He said that he is reluctant to do this, noting that not all chases end tragically and some have the opposite result. He cited a chase in Ontario that ended with the release of a kidnapped boy.
A day earlier, the Saskatchewan Party issued a news release calling for stiffer penalties, including jail time, for drivers “who take police on dangerous, high-speed chases.”
The Saskatchewan Party is calling for legislation requiring a minimum jail sentence of three months and a maximum of two years less a day for people failing to stop for police. The driver would also lose his licence.
The Saskatchewan Party is also supporting a call by the Canadian Police Association to make failure to stop for police a Criminal Code offence.
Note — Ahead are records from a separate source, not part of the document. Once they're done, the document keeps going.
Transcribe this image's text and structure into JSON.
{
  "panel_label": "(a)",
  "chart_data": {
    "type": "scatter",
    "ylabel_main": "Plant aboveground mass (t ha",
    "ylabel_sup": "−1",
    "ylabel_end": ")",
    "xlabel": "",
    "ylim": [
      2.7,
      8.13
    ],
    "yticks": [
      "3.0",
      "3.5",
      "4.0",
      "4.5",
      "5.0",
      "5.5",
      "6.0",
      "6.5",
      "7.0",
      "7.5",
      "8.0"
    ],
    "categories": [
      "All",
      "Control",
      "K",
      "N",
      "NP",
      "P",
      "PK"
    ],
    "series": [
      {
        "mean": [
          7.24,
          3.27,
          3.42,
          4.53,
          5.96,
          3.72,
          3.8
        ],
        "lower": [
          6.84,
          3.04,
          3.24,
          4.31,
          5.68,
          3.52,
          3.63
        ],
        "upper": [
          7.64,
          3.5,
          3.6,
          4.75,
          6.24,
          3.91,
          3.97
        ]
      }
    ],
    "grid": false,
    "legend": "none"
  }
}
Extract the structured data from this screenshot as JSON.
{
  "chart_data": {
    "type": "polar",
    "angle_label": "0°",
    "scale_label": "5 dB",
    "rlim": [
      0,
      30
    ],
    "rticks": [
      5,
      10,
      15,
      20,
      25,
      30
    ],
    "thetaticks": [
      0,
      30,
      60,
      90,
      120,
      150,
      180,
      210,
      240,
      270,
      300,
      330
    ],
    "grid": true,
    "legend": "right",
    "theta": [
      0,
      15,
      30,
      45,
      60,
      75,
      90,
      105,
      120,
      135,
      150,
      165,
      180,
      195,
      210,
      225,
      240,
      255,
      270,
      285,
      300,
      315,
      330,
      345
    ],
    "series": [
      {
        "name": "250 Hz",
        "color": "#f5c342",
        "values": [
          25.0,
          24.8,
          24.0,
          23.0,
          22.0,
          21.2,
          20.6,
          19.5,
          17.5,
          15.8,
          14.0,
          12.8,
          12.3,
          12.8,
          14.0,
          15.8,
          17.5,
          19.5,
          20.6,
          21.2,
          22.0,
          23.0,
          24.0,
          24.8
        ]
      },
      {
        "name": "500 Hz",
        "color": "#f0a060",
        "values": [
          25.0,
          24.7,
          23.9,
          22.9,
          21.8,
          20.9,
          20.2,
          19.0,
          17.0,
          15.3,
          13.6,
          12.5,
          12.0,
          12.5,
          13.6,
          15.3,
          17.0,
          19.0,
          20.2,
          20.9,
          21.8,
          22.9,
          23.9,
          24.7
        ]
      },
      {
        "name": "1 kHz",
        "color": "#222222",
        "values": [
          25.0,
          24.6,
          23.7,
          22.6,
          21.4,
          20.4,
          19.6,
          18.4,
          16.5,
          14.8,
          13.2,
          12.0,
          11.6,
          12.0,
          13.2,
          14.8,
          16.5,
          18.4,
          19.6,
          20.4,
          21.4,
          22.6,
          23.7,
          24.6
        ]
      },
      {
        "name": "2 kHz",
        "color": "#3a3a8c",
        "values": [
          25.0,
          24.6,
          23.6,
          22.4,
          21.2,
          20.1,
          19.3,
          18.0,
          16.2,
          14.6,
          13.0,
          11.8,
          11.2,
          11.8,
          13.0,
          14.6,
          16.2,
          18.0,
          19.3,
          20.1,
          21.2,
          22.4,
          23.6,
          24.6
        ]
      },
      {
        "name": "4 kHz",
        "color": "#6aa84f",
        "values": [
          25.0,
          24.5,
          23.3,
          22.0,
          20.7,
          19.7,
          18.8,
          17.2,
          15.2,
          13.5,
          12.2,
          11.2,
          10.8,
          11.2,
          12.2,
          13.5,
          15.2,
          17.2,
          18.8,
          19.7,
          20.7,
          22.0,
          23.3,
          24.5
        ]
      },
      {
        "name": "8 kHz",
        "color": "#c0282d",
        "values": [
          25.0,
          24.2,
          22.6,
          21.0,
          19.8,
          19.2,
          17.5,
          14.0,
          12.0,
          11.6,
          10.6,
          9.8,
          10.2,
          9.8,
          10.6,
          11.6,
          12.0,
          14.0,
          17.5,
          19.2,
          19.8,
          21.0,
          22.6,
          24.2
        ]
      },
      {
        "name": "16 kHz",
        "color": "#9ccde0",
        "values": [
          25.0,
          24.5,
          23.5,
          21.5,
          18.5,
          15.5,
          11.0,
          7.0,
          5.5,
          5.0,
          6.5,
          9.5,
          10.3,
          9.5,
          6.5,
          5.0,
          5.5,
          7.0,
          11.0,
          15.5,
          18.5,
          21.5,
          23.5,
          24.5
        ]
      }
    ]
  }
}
A Private Members Bill to this effect has been introduced in Parliament.
Nilson said the government will be reviewing the penalties and will look at the Saskatchewan Party suggestion.
Higher penalties will not stop people from trying to evade police, but they will ensure that those who do will be put out of circulation for a time in a place where they will not be a danger.
It is time for our legislators to recognize that the public is tired of playing the innocent victim and to heed the call from those who are seeking harsher sentences for those who evade police.
Once such legislation is in place, as we hope it will be soon, judges must be encouraged to use it to its fullest.
Innocent victims such as the Nordholms must be protected and, when people were killed as they were, the offenders must feel the censure of society through application of the full weight of the law.